Download or read book Positive Pollutions and Cultural Toxins written by John Blair Gamber and published by U of Nebraska Press. This book was released on 2012-10-01 with total page 247 pages. Available in PDF, EPUB and Kindle. Book excerpt: In this innovative study, Positive Pollutions and Cultural Toxins, John Blair Gamber examines urbanity and the results of urban living—traffic, garbage, sewage, waste, and pollution—arguing for a new recognition of all forms of human detritus as part of the natural world and thus for a broadening of our understanding of environmental literature. While much of the discourse surrounding the United States’ idealistic and nostalgic views of itself privileges “clean” living (primarily in rural, small-town, and suburban settings), representations of rurality and urbanity by Chicanas/Chicanos, African Americans, Asian Americans, and Native Americans, on the other hand, complicate such generalization. Gamber widens our understanding of current ecocritical debates by examining texts by such authors as Octavia Butler, Louise Erdrich, Alejandro Morales, Gerald Vizenor, and Karen Tei Yamashita that draw on the physical signs of human corporeality to refigure cities and urbanity as natural.

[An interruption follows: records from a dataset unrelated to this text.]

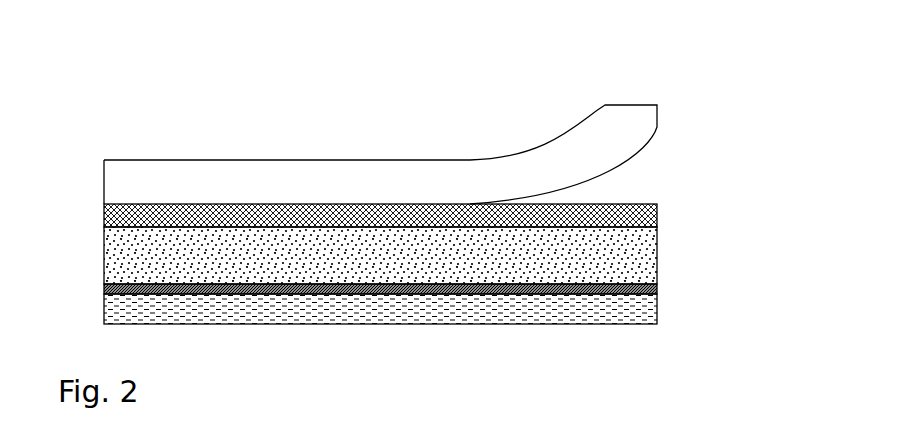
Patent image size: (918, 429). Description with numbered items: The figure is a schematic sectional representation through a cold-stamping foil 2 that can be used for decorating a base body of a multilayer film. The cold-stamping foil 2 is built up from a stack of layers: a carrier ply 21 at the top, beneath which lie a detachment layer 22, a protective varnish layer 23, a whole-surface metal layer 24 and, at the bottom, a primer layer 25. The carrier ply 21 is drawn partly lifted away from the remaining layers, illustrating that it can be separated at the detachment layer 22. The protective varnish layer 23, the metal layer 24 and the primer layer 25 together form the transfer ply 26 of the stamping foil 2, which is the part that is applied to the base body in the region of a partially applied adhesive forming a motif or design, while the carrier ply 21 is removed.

The cold-stamping foil 2 is at (357, 104).
The carrier ply 21 is at (630, 133).
The detachment layer 22 is at (632, 215).
The protective varnish layer 23 is at (630, 253).
The whole-surface metal layer 24 is at (657, 288).
The primer layer 25 is at (632, 310).
The transfer ply 26 is at (378, 274).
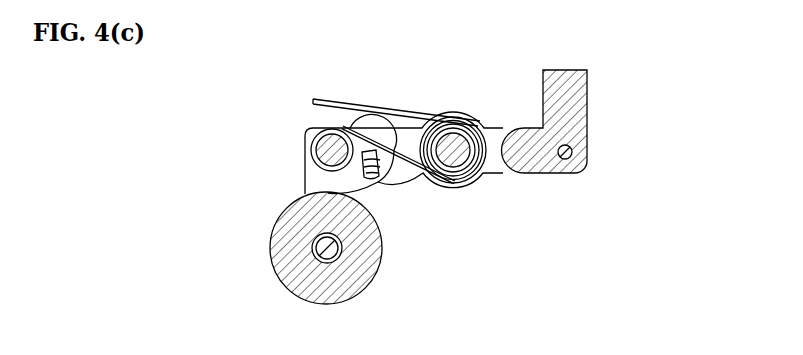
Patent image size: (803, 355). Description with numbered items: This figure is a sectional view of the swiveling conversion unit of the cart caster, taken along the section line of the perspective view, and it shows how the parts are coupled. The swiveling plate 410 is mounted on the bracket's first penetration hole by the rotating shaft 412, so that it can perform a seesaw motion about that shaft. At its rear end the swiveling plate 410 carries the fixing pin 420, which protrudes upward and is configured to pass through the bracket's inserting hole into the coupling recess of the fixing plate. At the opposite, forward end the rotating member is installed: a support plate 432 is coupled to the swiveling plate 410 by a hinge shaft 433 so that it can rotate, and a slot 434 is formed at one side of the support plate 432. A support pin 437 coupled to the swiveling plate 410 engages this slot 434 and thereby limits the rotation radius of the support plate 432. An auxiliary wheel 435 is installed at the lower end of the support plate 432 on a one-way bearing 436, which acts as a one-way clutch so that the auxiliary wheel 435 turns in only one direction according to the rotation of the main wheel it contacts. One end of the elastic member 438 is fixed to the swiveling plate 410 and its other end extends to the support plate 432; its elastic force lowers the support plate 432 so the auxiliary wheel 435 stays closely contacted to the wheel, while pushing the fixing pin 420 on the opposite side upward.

The swiveling plate 410 is at (453, 128).
The rotating shaft 412 is at (478, 119).
The fixing pin 420 is at (587, 93).
The support plate 432 is at (305, 172).
The hinge shaft 433 is at (313, 148).
The slot 434 is at (372, 167).
The auxiliary wheel 435 is at (383, 247).
The one-way bearing 436 is at (313, 250).
The support pin 437 is at (378, 162).
The elastic member 438 is at (366, 99).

He demonstrates how ethnic American literature reclaims waste objects and waste spaces—likening pollution to miscegenation—as a method to revalue cast-off and marginalized individuals and communities. Positive Pollutions and Cultural Toxins explores the conjunction of, and the frictions between, twentieth-century U.S. postcolonial studies, race studies, urban studies, and ecocriticism, and works to refigure this portrayal of urban spaces.

Book Native Authenticity

    Book Details:
  • Author : Deborah L. Madsen
  • Publisher : State University of New York Press
  • Release : 2012-02-01
  • ISBN : 1438431694
  • Pages : 211 pages

Download or read book Native Authenticity written by Deborah L. Madsen and published by State University of New York Press. This book was released on 2012-02-01 with total page 211 pages. Available in PDF, EPUB and Kindle. Book excerpt: A survey of current critical perspectives on how North American indigenous peoples are viewed and represented transnationally.